We lived in TX before we moved here to GA. We drank Pepsi. For the past 23 years, we have drank COKE. We get it. Well, I actually drink sweet tea/water/back coffee but hubby drinks Coke.

@ Mayhem…I am typically confused when a business does not succumb ( sp?) to the preferences of the local client base . It would confuse me if Hy Vee sold sweet tea in an jug but not Publix.


October 18th, 2012
4:03 pm

black coffee…sorry


October 18th, 2012
4:46 pm

The Mason–Dixon Line (or Mason and Dixon’s Line) was surveyed between 1763 and 1767 by Charles Mason and Jeremiah Dixon in the resolution of a border dispute between British colonies in Colonial America. It is a demarcation line among four U.S. states, forming part of the borders of Pennsylvania, Maryland, Delaware, and West Virginia (then part of Virginia).
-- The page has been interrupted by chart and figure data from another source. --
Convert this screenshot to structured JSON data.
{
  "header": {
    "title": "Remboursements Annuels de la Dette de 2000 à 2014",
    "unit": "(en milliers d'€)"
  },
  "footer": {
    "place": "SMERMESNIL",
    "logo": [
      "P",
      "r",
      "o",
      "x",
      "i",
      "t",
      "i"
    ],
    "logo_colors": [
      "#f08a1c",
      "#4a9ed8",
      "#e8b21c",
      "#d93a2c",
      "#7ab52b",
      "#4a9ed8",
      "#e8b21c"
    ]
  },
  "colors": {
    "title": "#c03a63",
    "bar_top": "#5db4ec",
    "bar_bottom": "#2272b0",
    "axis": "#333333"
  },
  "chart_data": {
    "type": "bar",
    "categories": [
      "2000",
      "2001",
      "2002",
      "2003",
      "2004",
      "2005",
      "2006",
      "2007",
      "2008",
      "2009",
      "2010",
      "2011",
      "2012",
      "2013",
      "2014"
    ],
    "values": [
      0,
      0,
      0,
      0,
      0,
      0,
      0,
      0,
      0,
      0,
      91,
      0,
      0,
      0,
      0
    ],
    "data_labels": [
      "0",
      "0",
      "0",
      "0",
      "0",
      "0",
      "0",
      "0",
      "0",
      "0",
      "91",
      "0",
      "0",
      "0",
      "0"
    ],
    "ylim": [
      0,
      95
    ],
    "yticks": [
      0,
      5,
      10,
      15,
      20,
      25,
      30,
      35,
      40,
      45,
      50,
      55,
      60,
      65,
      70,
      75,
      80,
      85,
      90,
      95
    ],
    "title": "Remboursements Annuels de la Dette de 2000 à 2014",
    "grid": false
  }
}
In popular usage, especially since the Missouri Compromise of 1820 (apparently the first official use of the term “Mason’s and Dixon’s Line”), the Mason–Dixon Line symbolizes a cultural boundary between the Northeastern United States and the Southern United States (Dixie). It was not the demarcation line for the legality of slavery, however, since Delaware, a slave state, falls north of the boundary. The Missouri Compromise Line had a much more definitive geographic connection to slavery in the United States leading up to the Civil War.[1]


October 20th, 2012
2:29 pm

Pepsico OWNS Arby’s, tool.

The American South

October 20th, 2012
10:06 pm

The American South:

South Carolina
North Carolina
Arkansas (including extreme southern Missouri along the border)
North Florida (everything roughly north of Orlando)
Kentucky (minus the Cincinnati suburbs, and including the Missouri bootheel)
South Virginia (everything south of Fredricksburg, including the Shenandoah Valley and parts of West Virgnia)

The American South

October 20th, 2012
10:07 pm

Richmond and Virginia Beach are in The American South. Austin is not.


October 22nd, 2012
1:54 am

@The American South: Your geography is a bit flawed. Why do you get to draw a line through Fredericksburg and then declare the top 3rd of Virginia “North”? Because of it’s proximity to Washington, DC? Maryland was a slave state, and considered joining the Confederacy, but realized that between between DC and the North would put them on the front edge of many battles. Also, they were able to maintain slavery for a while longer — the Emancipation Proclamation was aimed at only slaves in the Confederate states NOT the North. Kentucky was a slave state, but 75% of it’s soldiers fought for the Union Army. Missouri was, too, with soldiers fighting about half-and-half. Slavery wasn’t abolished throughout the entire country until the 13th Amendment, in December of 1865.

The American South

October 23rd, 2012
2:56 pm

What I say/listed is final and correct. There is nothing flawed.

The true American South is based on culture, history, modern-history, and geography.